Disengagement in progress: Jaishankar
External Affairs Minister Subrahmanyam Jaishankar on Saturday described as “work in progress” the “disengagement and de-escalation” process with China in East Ladakh.
Discussing the India-China face-off in Ladakh at India Global Week 2020, organised by India Inc, a UK-based media house, Jaishankar said the process had been mutually agreed upon and just commenced. “What’s happened is that we have agreed on the need to disengage because the troops on both sides are deployed very close to each other.”
On-ground verification in East Ladakh has shown that Indian and Chinese troops have moved back from positions where they were in an eyeball-to-eyeball confrontation by at least 600 metres at the four stand-off points as well as all along the 1597 km Line of Actual Control in the western sector, top military and diplomatic officials said on condition of anonymity.

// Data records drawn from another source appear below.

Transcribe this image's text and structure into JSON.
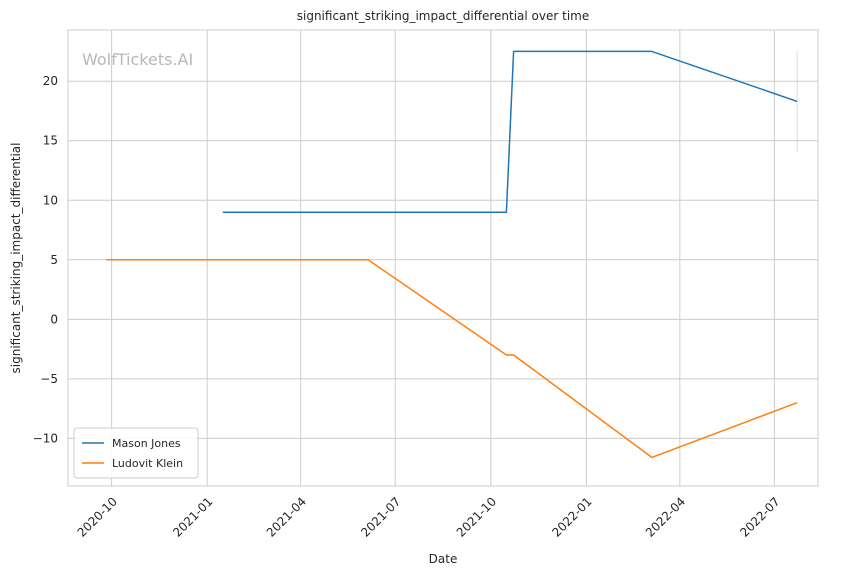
{
  "chart_data": {
    "type": "line",
    "title": "significant_striking_impact_differential over time",
    "xlabel": "Date",
    "ylabel": "significant_striking_impact_differential",
    "watermark": "WolfTickets.AI",
    "xlim": [
      "2020-08-20",
      "2022-08-12"
    ],
    "ylim": [
      -14.0,
      24.3
    ],
    "x_ticks": [
      "2020-10-01",
      "2021-01-01",
      "2021-04-01",
      "2021-07-01",
      "2021-10-01",
      "2022-01-01",
      "2022-04-01",
      "2022-07-01"
    ],
    "x_tick_labels": [
      "2020-10",
      "2021-01",
      "2021-04",
      "2021-07",
      "2021-10",
      "2022-01",
      "2022-04",
      "2022-07"
    ],
    "y_ticks": [
      -10,
      -5,
      0,
      5,
      10,
      15,
      20
    ],
    "y_tick_labels": [
      "−10",
      "−5",
      "0",
      "5",
      "10",
      "15",
      "20"
    ],
    "grid": true,
    "legend_position": "bottom-left",
    "series": [
      {
        "name": "Mason Jones",
        "color": "#1f77b4",
        "x": [
          "2021-01-16",
          "2021-10-16",
          "2021-10-23",
          "2022-03-05",
          "2022-07-23"
        ],
        "y": [
          9.0,
          9.0,
          22.5,
          22.5,
          18.3
        ]
      },
      {
        "name": "Ludovit Klein",
        "color": "#ff7f0e",
        "x": [
          "2020-09-26",
          "2021-06-05",
          "2021-10-16",
          "2021-10-23",
          "2022-03-05",
          "2022-07-23"
        ],
        "y": [
          5.0,
          5.0,
          -3.0,
          -3.0,
          -11.6,
          -7.0
        ]
      }
    ],
    "error_bar": {
      "x": "2022-07-23",
      "y_low": 14.0,
      "y_high": 22.6,
      "color": "#1f77b4"
    }
  }
}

According to the officials, the two sides have decided to temporarily halt patrolling at the four friction points, Galwan, Gogra, Hot Springs and Pangong Tso — but without prejudice to their patrolling rights — so that temperatures are reduced on the border and any chance of an accident is avoided. This is not the first time that India and China have agreed to such measures, they pointed out; it was done at Finger 8 in Pangong Tso in 2008 and at Depsang Bulge in 2013 after similar stand-offs were resolved.
The officials denied that there was a buffer zone.

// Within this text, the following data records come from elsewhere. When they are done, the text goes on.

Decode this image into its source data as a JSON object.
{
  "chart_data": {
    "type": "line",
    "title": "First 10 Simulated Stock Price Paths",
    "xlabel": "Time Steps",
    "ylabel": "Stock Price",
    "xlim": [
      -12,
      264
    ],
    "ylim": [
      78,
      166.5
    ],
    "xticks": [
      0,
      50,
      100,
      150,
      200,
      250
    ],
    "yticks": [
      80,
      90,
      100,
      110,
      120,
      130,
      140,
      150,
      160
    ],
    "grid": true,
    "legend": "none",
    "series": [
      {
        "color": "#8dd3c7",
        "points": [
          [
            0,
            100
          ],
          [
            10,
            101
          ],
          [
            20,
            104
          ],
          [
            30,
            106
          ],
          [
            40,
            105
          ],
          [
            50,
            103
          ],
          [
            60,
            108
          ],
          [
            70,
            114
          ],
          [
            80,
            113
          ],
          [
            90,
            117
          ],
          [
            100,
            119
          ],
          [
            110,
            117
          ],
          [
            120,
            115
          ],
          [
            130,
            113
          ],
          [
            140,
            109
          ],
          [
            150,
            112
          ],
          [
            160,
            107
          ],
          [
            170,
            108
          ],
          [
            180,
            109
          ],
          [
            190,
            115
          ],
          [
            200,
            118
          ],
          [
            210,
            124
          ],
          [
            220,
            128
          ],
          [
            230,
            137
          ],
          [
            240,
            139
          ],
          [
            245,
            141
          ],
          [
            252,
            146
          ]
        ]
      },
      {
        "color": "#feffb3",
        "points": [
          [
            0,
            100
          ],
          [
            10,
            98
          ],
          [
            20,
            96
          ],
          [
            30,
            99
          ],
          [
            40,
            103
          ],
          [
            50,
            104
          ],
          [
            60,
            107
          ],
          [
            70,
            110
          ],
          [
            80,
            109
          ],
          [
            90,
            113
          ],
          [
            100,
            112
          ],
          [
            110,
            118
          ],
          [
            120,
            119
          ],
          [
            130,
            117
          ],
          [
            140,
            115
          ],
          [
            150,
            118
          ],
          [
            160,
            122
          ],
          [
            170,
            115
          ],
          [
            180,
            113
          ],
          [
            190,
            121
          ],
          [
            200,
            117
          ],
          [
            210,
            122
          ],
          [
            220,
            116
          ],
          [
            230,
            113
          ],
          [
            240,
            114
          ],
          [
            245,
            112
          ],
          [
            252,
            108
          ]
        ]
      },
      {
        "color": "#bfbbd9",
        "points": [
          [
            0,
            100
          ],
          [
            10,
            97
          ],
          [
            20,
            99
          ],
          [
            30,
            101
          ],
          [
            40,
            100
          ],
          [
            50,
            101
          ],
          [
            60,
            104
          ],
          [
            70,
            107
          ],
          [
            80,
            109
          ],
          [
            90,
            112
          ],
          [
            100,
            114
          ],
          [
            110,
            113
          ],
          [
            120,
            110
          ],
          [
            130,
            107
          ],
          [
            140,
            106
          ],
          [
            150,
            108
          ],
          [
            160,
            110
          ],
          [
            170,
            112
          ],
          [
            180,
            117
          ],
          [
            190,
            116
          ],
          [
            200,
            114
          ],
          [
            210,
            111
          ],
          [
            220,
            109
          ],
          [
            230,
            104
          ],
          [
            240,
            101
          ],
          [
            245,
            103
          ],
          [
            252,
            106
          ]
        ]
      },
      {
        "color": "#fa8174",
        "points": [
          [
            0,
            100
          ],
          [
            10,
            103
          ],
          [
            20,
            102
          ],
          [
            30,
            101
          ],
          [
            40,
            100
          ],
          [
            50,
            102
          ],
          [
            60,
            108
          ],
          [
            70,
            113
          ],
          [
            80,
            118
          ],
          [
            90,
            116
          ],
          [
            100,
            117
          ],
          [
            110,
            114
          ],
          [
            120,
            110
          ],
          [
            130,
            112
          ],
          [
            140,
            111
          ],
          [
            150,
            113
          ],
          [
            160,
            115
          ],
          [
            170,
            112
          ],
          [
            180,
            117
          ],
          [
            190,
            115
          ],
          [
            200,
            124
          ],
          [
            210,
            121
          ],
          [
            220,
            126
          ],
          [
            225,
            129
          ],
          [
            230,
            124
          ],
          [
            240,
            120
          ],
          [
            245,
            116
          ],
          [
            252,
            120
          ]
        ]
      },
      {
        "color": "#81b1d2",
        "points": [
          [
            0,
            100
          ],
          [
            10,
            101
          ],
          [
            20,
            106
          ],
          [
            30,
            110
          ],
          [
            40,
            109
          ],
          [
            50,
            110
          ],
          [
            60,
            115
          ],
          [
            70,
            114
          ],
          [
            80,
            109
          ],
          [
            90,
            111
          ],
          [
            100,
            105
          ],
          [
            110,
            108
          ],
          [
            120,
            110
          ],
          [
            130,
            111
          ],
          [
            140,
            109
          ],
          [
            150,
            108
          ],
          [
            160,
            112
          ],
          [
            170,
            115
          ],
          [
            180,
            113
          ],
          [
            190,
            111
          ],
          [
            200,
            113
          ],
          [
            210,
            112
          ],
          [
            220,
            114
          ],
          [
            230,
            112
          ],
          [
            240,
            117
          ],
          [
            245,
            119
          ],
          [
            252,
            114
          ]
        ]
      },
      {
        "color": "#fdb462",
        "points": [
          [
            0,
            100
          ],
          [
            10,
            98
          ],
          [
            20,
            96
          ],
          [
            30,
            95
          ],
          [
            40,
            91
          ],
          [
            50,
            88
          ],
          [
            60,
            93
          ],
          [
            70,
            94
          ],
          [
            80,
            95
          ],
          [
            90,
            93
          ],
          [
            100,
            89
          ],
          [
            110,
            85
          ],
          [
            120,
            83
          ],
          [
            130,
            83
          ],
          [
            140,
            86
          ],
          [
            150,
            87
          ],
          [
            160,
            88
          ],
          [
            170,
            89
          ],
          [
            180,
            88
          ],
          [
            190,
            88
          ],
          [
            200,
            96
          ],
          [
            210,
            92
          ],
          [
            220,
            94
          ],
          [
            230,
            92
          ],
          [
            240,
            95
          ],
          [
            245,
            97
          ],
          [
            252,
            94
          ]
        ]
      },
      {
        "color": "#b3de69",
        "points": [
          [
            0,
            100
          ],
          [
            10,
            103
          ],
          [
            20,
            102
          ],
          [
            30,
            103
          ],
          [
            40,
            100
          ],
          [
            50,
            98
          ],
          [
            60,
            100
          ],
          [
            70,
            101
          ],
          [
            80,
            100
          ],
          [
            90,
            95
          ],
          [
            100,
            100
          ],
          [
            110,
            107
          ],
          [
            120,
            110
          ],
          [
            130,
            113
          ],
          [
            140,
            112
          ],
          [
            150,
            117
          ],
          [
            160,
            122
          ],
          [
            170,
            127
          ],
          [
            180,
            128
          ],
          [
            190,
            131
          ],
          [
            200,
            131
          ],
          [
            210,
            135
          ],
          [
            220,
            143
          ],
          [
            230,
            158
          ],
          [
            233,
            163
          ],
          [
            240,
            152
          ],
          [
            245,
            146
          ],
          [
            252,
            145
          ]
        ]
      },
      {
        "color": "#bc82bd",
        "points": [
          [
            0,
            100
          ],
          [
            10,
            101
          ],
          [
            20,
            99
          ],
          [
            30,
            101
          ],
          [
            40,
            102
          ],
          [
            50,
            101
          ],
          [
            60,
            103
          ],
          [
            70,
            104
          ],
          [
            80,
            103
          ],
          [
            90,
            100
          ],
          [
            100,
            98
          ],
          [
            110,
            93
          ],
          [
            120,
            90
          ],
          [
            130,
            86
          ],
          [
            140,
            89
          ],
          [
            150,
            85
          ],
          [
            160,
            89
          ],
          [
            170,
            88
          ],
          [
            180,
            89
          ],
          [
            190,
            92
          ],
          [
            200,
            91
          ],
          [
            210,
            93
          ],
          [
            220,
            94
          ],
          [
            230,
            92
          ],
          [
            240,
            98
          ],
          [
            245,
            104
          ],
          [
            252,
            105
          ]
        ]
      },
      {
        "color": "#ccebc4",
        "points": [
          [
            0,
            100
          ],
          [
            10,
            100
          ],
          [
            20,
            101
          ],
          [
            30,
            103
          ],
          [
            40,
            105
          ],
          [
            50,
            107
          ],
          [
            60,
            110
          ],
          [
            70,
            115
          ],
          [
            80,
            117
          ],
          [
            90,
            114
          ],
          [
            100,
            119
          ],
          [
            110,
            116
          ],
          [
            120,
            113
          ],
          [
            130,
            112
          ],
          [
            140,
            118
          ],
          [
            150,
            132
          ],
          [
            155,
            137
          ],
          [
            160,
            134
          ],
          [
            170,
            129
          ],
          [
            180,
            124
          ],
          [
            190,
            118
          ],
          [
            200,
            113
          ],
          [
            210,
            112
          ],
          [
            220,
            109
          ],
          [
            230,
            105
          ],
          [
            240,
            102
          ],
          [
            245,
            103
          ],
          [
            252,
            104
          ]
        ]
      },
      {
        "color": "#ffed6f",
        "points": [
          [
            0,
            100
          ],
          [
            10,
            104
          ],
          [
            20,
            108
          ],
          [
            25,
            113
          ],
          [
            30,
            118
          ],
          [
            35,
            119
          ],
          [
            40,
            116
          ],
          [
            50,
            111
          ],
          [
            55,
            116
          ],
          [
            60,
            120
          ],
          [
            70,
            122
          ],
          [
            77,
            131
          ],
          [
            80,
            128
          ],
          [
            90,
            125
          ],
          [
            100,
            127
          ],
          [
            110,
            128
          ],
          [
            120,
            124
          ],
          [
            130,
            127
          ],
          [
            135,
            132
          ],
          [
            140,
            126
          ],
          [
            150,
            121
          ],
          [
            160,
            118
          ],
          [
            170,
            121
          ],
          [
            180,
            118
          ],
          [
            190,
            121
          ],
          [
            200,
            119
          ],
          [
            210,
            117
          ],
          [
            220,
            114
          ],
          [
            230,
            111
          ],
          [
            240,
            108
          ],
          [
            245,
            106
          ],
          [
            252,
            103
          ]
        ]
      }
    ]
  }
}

“There is no buffer zone. All we have done is that both sides have withdrawn to rear positions so that no accident or flare-up takes place. The Chinese People’s Liberation Army (PLA) is dismantling structures and moving vehicles back at the stand-off points in daylight to maintain transparency. It also wants Indian troops to move back the same distance as there is trust deficit between the two sides... it only requires a spark to catch fire and undo all the dialogue,” said a senior military commander.
During the third virtual meeting of the Working Mechanism for Consultation and Coordination (WMCC) on border affairs on Friday, India and China said they would push forward efforts aimed at complete disengagement and easing of tensions along the LAC even as differences remained over issues such as Beijing’s insistence of claiming ownership of Galwan valley.
A date for the meeting of senior military commanders next week is being worked out, and the situation on ground reveals a complete disengagement at Galwan with neither of the forces sitting on or next to the LAC.
Jaishankar also emphasized that there is bipartisan consensus in the US to strengthen the relationship with India. “ Think back of the last four US Presidents—Donald Trump, Barack Obama, George Bush and Bill Clinton—and you would agree that you cant’ find four people in world less similar.... Yet one thing on which they agreed is importance of India.... Maybe some of it is our charm but I think a lot of it is also their thinking. We have a very strong political, strategic, security, technology, economic cooperation and defence cooperation with United States,” he said.